The quality of the cut is superb, with the Automower getting right up to the edges. There will still be areas that will require a strim - usually those around fences, but these are generally patches that you wouldn't be able to get to with a standard petrol or electric lawnmower anyway. If anything, the Automower’s compact size means it can get into tighter areas than those conventional mowers.
It’s good on inclines, too, tackling slopes of up to 24 degrees/45 per cent. The 35W motor will power the mower at walking speed and is impressively quiet - you’ll never hear more than a low-level hum. Plus its weather-proof, so come rain or shine it’s out cutting the grass (though should be packed away for winter).
One downside is it won’t do stripes - which will be a deal breaker for some - but the mulched grass clippings do have an effect on how lush the lawn is.
Safety is a key concern, not least if you have children and pets around. The Automower has this covered, too. Those three spinning razor blades may sound terrifying, but they retract when not in use and sit loosely on the spinning disc, making it very difficult to apply enough pressure to cut - even if the mower is upended.
It’s also fitted with bump and lift sensors. That means that when it’s running it will stop and turn around if it bumps into an obstacle and if lifted it shuts down immediately (and entirely) and needs a PIN to re-start. It will sound an alarm, too, and let you know via the app that it has been tampered with.

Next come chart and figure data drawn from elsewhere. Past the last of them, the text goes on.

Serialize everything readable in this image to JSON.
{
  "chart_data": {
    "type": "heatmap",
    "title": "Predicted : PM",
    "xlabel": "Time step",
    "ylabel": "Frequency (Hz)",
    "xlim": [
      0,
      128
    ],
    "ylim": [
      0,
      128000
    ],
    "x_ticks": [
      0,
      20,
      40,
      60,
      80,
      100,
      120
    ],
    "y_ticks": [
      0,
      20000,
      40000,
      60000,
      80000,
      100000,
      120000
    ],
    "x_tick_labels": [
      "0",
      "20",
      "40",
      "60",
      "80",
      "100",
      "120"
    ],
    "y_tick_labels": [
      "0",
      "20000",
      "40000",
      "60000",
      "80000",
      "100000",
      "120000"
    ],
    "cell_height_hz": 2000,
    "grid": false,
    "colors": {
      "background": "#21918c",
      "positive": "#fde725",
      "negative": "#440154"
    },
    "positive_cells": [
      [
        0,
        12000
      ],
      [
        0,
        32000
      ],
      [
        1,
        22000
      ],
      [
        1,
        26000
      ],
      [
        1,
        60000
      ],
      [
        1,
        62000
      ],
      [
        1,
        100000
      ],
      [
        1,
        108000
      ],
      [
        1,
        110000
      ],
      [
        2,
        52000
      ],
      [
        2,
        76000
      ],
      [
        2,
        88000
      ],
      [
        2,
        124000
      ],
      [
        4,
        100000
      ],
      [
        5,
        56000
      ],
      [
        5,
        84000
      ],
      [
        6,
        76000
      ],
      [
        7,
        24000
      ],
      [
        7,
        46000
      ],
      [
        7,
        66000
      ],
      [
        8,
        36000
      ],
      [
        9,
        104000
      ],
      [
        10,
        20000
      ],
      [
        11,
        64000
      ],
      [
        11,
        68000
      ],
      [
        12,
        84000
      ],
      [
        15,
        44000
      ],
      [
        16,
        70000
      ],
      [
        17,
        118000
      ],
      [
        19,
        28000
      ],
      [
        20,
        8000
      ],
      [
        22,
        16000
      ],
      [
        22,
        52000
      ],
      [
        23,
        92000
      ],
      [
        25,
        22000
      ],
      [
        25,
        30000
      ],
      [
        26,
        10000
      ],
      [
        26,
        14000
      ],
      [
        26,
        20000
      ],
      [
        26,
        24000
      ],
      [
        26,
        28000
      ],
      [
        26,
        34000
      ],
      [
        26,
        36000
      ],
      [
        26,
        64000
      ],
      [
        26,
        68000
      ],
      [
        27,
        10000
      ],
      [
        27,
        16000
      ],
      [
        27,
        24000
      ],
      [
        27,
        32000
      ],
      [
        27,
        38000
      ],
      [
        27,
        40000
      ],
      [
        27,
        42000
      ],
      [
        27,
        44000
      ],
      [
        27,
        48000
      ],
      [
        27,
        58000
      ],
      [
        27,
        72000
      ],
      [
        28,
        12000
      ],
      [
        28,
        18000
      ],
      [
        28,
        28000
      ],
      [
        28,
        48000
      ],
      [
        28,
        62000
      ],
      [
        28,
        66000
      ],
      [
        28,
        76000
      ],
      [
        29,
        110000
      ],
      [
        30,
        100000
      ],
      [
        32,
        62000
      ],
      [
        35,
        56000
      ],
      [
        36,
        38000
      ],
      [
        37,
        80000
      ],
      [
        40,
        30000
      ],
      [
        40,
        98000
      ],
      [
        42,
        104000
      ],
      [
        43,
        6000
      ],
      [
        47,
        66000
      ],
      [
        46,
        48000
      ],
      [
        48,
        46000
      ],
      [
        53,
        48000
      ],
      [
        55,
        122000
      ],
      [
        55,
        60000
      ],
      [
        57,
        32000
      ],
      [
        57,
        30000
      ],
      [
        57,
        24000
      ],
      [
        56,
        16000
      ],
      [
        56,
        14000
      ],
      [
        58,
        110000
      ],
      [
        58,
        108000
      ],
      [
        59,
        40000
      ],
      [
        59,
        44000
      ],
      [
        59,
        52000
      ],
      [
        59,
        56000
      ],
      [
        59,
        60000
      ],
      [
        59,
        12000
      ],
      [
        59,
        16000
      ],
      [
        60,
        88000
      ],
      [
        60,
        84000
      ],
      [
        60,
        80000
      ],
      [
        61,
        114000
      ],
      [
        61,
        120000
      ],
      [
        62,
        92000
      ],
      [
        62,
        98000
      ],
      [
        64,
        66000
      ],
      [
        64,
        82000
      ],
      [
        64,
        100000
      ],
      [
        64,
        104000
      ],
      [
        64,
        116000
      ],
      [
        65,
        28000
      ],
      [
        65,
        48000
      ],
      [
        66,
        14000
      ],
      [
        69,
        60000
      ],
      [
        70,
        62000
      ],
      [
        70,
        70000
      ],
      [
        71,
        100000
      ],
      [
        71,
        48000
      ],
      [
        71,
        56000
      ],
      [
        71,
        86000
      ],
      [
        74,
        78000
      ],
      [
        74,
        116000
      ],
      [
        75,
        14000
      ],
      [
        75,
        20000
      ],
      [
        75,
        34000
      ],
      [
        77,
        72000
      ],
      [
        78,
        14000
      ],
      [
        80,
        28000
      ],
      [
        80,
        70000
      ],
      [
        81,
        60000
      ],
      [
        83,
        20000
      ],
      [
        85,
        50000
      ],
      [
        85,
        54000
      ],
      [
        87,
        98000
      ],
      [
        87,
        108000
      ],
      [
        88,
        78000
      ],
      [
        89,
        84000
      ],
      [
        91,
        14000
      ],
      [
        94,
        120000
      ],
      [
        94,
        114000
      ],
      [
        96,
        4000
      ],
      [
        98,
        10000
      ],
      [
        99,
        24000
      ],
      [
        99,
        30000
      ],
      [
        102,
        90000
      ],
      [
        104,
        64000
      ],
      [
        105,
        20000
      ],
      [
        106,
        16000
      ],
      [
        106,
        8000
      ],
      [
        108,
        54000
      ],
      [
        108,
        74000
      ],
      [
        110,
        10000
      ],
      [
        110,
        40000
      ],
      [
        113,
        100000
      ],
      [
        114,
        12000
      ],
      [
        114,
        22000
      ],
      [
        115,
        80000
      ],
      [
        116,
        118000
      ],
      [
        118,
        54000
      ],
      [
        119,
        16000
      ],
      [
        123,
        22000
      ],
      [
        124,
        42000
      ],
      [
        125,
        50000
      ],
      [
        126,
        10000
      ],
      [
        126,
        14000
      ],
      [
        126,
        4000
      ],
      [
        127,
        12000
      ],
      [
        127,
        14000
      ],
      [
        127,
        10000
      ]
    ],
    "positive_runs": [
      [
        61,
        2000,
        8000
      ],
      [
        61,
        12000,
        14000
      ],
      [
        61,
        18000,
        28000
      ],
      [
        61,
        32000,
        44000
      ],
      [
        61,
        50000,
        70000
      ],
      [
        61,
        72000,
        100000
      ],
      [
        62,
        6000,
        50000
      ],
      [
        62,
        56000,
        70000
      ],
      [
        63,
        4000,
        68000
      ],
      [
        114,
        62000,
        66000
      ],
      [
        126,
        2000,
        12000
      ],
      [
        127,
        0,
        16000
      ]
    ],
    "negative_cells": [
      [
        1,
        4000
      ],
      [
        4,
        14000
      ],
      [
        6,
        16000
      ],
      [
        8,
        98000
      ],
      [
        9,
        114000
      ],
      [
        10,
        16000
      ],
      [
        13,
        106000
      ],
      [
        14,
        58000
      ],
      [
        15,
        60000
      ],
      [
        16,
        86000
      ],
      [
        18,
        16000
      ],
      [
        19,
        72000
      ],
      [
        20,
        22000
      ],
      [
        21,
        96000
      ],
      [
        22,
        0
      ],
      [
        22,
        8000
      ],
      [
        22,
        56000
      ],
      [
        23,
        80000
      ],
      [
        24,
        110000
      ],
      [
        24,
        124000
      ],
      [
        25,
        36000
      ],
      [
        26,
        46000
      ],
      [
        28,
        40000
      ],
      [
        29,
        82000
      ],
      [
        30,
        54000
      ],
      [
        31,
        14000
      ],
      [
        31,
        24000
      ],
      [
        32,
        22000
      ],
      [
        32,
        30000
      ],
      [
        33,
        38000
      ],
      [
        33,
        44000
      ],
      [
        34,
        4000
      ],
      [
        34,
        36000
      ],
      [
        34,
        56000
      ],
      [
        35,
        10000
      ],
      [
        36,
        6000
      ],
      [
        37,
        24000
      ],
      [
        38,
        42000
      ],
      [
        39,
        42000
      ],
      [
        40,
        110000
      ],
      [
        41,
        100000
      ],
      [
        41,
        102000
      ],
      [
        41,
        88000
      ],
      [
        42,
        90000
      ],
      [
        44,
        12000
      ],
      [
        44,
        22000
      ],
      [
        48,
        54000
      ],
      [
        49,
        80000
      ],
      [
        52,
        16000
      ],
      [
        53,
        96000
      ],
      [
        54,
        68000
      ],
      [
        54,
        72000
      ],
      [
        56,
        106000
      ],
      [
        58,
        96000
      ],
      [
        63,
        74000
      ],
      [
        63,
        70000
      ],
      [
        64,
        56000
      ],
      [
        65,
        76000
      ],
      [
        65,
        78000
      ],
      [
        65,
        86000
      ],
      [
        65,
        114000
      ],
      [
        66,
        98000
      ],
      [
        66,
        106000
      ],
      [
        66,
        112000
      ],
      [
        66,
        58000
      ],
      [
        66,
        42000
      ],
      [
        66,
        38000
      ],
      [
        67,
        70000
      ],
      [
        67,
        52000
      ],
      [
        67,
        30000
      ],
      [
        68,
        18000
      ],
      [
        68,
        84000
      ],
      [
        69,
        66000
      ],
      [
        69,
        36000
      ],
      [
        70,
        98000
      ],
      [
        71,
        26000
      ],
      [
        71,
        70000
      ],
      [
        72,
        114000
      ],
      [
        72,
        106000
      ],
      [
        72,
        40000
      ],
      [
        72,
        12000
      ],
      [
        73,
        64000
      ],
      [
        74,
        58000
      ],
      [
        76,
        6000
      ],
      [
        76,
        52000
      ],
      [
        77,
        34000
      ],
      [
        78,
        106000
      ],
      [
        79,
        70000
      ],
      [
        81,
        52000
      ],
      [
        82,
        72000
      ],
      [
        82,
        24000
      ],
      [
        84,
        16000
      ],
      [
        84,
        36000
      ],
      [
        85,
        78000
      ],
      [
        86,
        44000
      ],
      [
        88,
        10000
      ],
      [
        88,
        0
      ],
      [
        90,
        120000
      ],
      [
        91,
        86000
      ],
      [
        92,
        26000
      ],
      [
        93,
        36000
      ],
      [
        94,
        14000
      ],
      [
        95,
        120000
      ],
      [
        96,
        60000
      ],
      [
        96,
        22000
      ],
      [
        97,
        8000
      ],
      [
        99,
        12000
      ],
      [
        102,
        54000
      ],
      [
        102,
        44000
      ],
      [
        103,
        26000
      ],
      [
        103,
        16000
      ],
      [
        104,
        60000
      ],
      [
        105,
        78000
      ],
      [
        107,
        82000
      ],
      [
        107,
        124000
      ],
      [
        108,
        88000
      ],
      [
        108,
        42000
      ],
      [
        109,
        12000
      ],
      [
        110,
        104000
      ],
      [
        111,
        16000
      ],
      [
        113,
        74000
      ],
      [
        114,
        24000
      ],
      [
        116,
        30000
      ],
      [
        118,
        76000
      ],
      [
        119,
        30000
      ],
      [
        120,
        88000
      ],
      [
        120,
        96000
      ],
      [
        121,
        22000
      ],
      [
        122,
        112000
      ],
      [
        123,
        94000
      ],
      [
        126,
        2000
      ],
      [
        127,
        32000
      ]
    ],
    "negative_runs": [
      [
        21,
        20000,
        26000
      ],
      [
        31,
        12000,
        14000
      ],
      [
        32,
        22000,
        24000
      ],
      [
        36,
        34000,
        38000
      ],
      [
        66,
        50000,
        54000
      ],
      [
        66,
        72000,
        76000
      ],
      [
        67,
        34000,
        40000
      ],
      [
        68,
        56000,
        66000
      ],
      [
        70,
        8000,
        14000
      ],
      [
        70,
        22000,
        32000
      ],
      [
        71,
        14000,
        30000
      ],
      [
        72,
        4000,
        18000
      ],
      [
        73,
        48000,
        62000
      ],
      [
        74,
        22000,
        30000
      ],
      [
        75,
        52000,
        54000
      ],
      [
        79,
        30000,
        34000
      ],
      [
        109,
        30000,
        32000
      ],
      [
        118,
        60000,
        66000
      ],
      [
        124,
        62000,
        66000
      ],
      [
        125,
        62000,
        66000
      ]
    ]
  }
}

Although robot mowers are now gradually starting to take off in the UK - with many Johnny-come-lately brands available in recent years - Husqvarna is some something of veteran, so you get to benefit from the refinement and expertise that comes from more than 20 years of continuous development.
And here’s something that may surprise you - in spite of the Swedish name - this is a product that’s made in the UK, with more than one million Automowers rolling out of the factory in County Durham since 2006.
Should I buy one?
Like Honda’s top-spec Miimo, this isn’t a cheap robot mower, but it is one that makes good financial sense for those with larger gardens. In fact, it’s a tough call between this and Honda’s Miimo - both cut well and can be left to just get on with the job. The Automower 450X is more expensive, but can cut a larger area, plus GPS is a definite bonus when it comes to navigating its way around the garden - and gives additional peace of mind with security.

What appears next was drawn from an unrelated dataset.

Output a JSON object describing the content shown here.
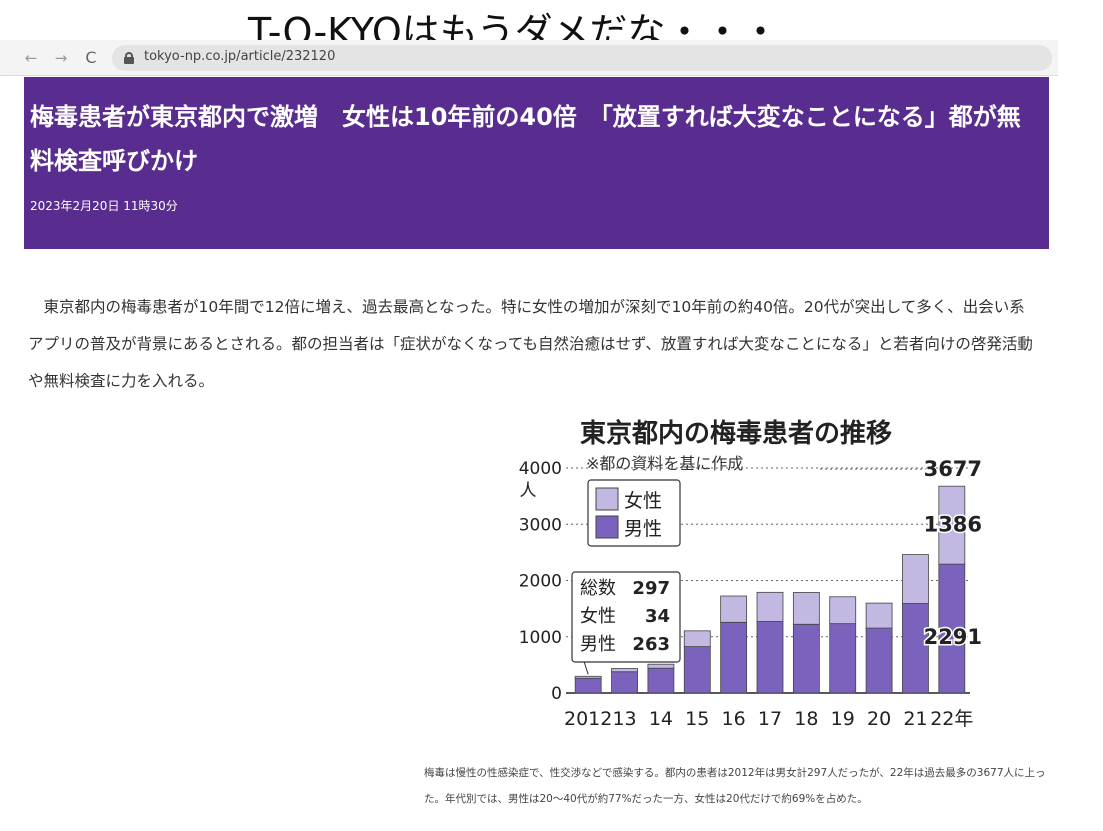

The £3200 price tag may make it look like an extravagance, but if your garden is large enough to justify buying a robot lawn mower of this spec, then you’re probably in the market for a ride-on. Husqvarna’s cheapest model at the time of this review is the R112 C, which starts at £2900 - just £300 less than the Automower 450X.
Yet, once fuel (£50-80 per year, against £12-£15 to charge the 450X) and higher servicing costs are taken into account, the Automower makes a convincing case for itself on costs alone. Even more so if you employ a gardener to cut the lawn and/or have solar panels providing the electricity.

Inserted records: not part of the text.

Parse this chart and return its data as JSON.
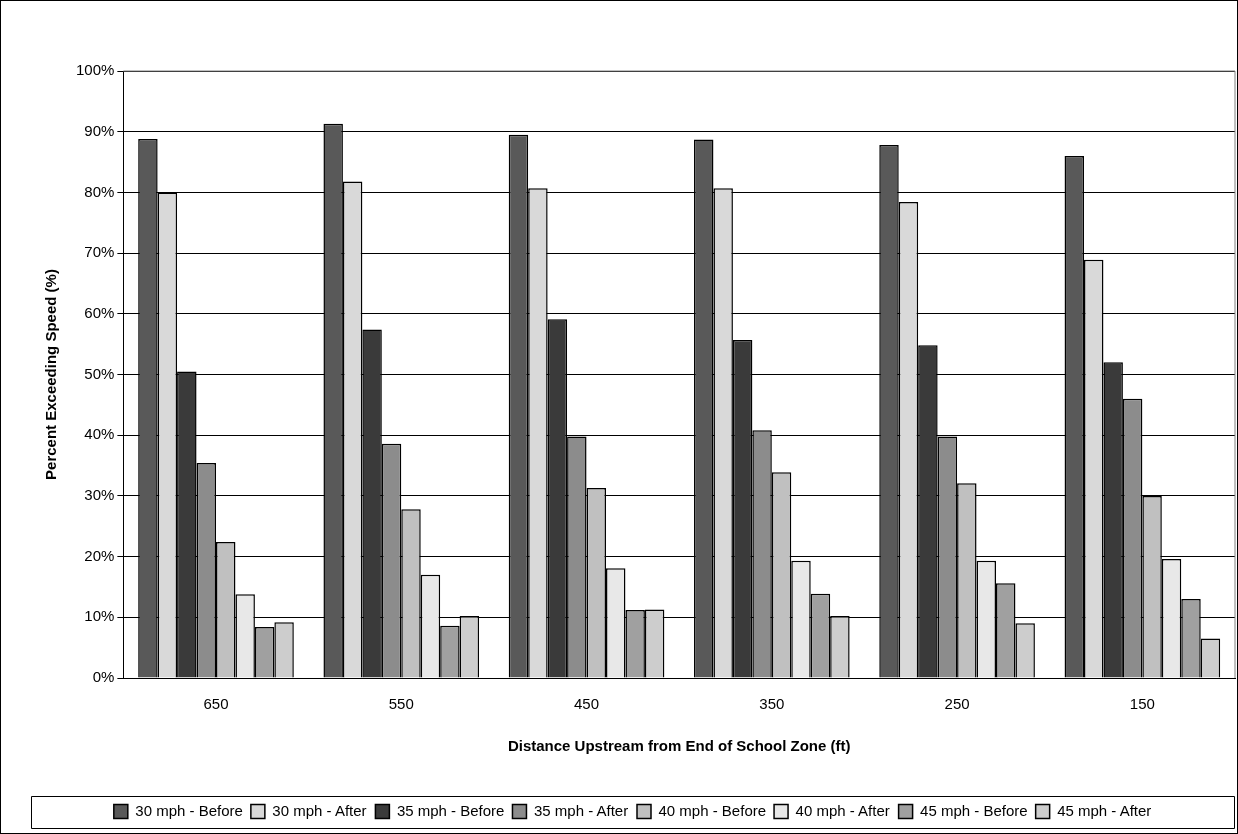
{
  "chart_data": {
    "type": "bar",
    "xlabel": "Distance Upstream from End of School Zone (ft)",
    "ylabel": "Percent Exceeding Speed (%)",
    "categories": [
      "650",
      "550",
      "450",
      "350",
      "250",
      "150"
    ],
    "series": [
      {
        "name": "30 mph - Before",
        "color": "#595959",
        "values": [
          88.8,
          91.3,
          89.5,
          88.7,
          87.8,
          86.0
        ]
      },
      {
        "name": "30 mph - After",
        "color": "#d9d9d9",
        "values": [
          80.0,
          81.8,
          80.7,
          80.7,
          78.4,
          68.9
        ]
      },
      {
        "name": "35 mph - Before",
        "color": "#3a3a3a",
        "values": [
          50.5,
          57.4,
          59.1,
          55.7,
          54.8,
          52.0
        ]
      },
      {
        "name": "35 mph - After",
        "color": "#8c8c8c",
        "values": [
          35.4,
          38.6,
          39.8,
          40.8,
          39.8,
          46.0
        ]
      },
      {
        "name": "40 mph - Before",
        "color": "#c0c0c0",
        "values": [
          22.4,
          27.8,
          31.3,
          33.9,
          32.1,
          30.0
        ]
      },
      {
        "name": "40 mph - After",
        "color": "#e8e8e8",
        "values": [
          13.8,
          17.0,
          18.1,
          19.3,
          19.3,
          19.6
        ]
      },
      {
        "name": "45 mph - Before",
        "color": "#a0a0a0",
        "values": [
          8.4,
          8.6,
          11.2,
          13.9,
          15.6,
          13.0
        ]
      },
      {
        "name": "45 mph - After",
        "color": "#cdcdcd",
        "values": [
          9.2,
          10.2,
          11.3,
          10.2,
          9.0,
          6.5
        ]
      }
    ],
    "ylim": [
      0,
      100
    ],
    "yticks": [
      {
        "value": 0,
        "label": "0%"
      },
      {
        "value": 10,
        "label": "10%"
      },
      {
        "value": 20,
        "label": "20%"
      },
      {
        "value": 30,
        "label": "30%"
      },
      {
        "value": 40,
        "label": "40%"
      },
      {
        "value": 50,
        "label": "50%"
      },
      {
        "value": 60,
        "label": "60%"
      },
      {
        "value": 70,
        "label": "70%"
      },
      {
        "value": 80,
        "label": "80%"
      },
      {
        "value": 90,
        "label": "90%"
      },
      {
        "value": 100,
        "label": "100%"
      }
    ],
    "grid": "y",
    "legend": "bottom"
  }
}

The Automower 450X did not put a foot (or wheel) wrong during its test. From the moment it was set up, it was faultless. The results are impressive, too. If you’re away from home a lot, or simply don’t like mowing the grass, then this is for you.
Once set up, you can simply forget about it (it kept the grass trimmed while we were away on holiday with no complaints) and you quickly start to take a perfectly cut lawn for granted. It does take a bit of a leap of faith. While it’s a similar price to a ride-on, it’s nowhere near as substantial. A ride-on is a large piece of machinery and as a result might look like better value.
Don’t let that put you off. The Automower may be modest in size, but it more than makes up for it in performance. Once you’ve made the switch to a robot mower - and this model in particular - it’s very difficult to go back to conventional machines.